— Мы с ним сидели на одной парте...— рассказывала Таня.— Вы знаете, как его прозвали ребята? Канитель!

— Придумают же! — усмехнулась Александра Прокофьевна.

— Очень метко! — серьезно сказала Таня.— Все только с ним и возились. Воспитывали его, убеждали — канителились! Почему? То он заявлял, что отказывается от уроков труда, потому что рукоделие (у нас преподавали рукоделие) не мужское дело. Кажется, это было в третьем классе. То начал ходить регулярно в церковь... Это было в седьмом.

— Разве он был верующим? — удивилась Александра Прокофьевна.

— Отродясь не верил! Просто на зло родителям и педагогам. Потом ему надоело, и он больше не ходил. В девятом классе он заявил, что не верит в будущее. Каждую неделю он что-нибудь выдумывал. То сказал, что он последователь Шопенгауэра, то Фрейда. Только им и занимались!

— Культивировали его личность! — расхохотался Сперанский, окутываясь облаком дыма.

— Радий никого не любил, даже мать...— Таня немного подумала.— Может быть, только меня... по-своему. Я почему-то всегда была ему нужна. Он просто не мог без меня жить. Раз, когда я решительно порвала с ним, он отравился снотворным.

Всю ночь его отхаживали. Его родители и я (потому что он меня потребовал) сидели в вестибюле больницы Склифосовского. Они смотрели на меня, как на убийцу. Радик чуть не умер.

— И вам стало его жалко! — буркнул Сперанский.

— Его едва спасли. Девчонки в школе чуть меня не побили. Обзывали жестокой, эгоистичной, злой... Это было в десятом классе. Затем мы поступили в энергетический институт на гидроэнергетический факультет.
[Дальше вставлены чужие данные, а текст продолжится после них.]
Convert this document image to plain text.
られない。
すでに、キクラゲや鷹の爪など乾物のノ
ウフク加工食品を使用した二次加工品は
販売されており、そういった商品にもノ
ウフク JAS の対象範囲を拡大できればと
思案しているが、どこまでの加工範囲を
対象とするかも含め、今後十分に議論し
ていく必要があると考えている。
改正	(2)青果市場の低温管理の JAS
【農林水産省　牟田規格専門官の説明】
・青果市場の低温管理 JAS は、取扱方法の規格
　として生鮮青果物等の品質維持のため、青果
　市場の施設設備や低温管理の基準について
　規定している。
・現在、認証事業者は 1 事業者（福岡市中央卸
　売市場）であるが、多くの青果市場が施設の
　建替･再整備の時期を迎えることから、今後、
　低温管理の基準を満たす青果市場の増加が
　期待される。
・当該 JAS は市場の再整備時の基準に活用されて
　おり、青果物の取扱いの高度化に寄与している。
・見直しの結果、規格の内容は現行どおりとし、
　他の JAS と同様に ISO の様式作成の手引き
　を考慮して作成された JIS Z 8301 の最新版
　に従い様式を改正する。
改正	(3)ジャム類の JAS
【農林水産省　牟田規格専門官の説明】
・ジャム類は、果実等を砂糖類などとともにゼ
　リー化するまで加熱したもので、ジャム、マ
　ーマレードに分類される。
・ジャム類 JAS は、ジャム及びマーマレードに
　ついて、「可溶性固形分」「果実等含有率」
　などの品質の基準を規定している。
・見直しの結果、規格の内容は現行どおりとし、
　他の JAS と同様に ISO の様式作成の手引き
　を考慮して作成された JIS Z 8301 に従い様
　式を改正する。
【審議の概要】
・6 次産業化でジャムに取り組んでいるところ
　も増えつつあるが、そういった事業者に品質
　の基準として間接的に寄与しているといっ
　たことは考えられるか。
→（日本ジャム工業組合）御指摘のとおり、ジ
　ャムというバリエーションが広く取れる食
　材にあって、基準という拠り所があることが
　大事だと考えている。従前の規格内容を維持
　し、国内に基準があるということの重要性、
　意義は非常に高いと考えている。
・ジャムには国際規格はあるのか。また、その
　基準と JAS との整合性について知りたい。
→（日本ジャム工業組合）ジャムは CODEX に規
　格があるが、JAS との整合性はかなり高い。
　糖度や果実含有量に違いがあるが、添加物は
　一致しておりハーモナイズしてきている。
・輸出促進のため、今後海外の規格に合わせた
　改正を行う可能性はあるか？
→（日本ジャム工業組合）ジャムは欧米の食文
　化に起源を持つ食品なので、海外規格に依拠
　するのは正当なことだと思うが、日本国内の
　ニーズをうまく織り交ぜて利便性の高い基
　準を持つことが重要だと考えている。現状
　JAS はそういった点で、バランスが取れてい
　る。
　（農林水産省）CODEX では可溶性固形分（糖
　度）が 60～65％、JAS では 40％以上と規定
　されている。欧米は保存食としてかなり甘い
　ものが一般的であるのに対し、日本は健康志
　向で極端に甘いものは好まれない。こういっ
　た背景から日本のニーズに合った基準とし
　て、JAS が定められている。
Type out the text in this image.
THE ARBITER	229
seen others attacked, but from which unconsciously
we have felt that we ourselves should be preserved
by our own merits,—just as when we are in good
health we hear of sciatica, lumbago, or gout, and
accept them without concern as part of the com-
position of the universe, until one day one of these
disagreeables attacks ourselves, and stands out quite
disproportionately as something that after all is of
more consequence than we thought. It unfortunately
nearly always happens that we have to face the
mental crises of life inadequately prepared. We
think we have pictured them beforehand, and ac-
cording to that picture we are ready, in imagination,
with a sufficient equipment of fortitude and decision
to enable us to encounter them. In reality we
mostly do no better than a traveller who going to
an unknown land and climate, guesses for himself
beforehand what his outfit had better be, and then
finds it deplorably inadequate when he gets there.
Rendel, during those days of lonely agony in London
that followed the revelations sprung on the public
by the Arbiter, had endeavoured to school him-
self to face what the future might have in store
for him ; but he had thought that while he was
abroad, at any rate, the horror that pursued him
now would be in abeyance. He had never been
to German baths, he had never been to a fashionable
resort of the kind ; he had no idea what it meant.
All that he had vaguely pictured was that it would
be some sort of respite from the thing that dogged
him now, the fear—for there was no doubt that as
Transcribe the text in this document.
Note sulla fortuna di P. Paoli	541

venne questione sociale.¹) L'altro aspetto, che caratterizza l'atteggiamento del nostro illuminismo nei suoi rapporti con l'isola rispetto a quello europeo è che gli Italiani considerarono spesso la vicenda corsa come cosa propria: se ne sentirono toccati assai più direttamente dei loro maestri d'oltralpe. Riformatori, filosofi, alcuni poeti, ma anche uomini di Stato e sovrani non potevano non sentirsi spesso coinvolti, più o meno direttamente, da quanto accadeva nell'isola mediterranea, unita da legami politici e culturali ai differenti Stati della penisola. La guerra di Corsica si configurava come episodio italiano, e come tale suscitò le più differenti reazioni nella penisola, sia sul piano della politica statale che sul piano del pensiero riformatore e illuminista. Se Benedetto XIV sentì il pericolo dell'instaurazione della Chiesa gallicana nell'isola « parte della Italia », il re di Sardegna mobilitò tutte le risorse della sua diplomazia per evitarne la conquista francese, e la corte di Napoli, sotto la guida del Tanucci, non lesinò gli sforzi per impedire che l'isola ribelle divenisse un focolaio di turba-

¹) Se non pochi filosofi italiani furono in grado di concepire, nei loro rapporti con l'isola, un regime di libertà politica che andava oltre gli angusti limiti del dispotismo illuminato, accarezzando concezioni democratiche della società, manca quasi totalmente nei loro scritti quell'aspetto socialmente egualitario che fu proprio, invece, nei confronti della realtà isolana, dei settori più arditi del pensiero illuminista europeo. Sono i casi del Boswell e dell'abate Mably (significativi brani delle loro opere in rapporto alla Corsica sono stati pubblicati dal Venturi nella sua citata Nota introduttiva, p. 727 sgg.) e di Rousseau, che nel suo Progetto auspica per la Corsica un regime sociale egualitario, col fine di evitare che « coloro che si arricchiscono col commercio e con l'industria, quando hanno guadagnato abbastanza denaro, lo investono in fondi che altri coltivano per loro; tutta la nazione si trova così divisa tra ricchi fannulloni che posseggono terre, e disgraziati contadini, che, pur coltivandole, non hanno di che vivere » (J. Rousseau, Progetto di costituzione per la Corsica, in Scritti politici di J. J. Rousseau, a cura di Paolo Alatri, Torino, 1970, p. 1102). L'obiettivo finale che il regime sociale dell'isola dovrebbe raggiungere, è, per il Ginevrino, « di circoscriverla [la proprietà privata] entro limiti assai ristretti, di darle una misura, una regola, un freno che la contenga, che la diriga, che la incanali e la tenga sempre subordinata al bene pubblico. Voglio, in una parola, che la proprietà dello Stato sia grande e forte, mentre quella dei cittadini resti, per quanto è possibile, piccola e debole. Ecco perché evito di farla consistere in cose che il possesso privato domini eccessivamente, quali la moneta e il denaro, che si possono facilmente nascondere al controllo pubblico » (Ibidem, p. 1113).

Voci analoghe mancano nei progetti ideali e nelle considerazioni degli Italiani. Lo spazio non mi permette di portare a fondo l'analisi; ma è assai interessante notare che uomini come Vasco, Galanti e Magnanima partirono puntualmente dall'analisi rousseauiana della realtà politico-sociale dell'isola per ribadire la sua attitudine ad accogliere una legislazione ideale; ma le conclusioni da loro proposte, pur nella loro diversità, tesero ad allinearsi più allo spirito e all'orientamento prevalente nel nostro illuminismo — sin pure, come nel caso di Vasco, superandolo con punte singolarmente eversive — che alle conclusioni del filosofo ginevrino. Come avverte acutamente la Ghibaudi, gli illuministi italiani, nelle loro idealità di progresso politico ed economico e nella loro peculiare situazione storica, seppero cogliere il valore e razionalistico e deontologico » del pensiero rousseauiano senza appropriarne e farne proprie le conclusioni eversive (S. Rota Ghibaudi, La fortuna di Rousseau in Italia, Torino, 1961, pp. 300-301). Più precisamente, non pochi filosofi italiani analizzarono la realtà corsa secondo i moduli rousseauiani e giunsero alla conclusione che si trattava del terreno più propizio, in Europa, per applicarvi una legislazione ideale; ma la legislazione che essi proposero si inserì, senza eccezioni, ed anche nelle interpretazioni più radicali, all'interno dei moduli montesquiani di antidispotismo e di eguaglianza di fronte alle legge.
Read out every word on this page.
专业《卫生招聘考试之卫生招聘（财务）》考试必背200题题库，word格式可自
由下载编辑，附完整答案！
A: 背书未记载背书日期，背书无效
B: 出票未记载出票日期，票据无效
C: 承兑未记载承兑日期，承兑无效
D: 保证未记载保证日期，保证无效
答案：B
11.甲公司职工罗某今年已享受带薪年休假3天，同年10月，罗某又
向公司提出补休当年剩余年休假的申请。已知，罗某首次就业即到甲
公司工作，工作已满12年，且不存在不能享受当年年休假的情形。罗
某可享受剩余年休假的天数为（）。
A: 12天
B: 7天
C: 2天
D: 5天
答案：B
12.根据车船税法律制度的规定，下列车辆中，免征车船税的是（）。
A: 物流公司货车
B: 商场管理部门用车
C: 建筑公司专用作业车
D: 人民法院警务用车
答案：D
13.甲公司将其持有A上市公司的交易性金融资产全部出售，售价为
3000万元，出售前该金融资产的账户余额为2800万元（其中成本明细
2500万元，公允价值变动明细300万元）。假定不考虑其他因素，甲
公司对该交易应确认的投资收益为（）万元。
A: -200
Радий сначала был на другом отделении — его интересовала кибернетика. Но потом он перешел, чтоб учиться вместе со мной. Куда я, туда и он!

На втором курсе он представился стилягой. Понимаете? Представился! Это было то же, что с церковью — просто на зло всем. Его на всех собраниях пробирали. Не исключили лишь потому, что он был отличник (это давалось ему без усилия, он же очень способный!). И потом, все знали: он не пил вина... к его великому сожалению, его сразу тошнит даже от домашней наливки. И курит он редко, только когда пристыжен — виноват в чем-нибудь. Это с ним бывает: чувство раскаяния.

— Почему ему всегда хотелось всех будировать? Не могу понять... что за удовольствие?

— Только со мной он никогда не кривлялся, был таким, как есть.

— А почему вы хотели с ним порвать? — поинтересовался Сперанский.— Ведь вы не один раз с ним расставались?

Обе женщины, не заметив когда, сбросили плед, и он упал на пол. Сперанский нагнулся и поднял.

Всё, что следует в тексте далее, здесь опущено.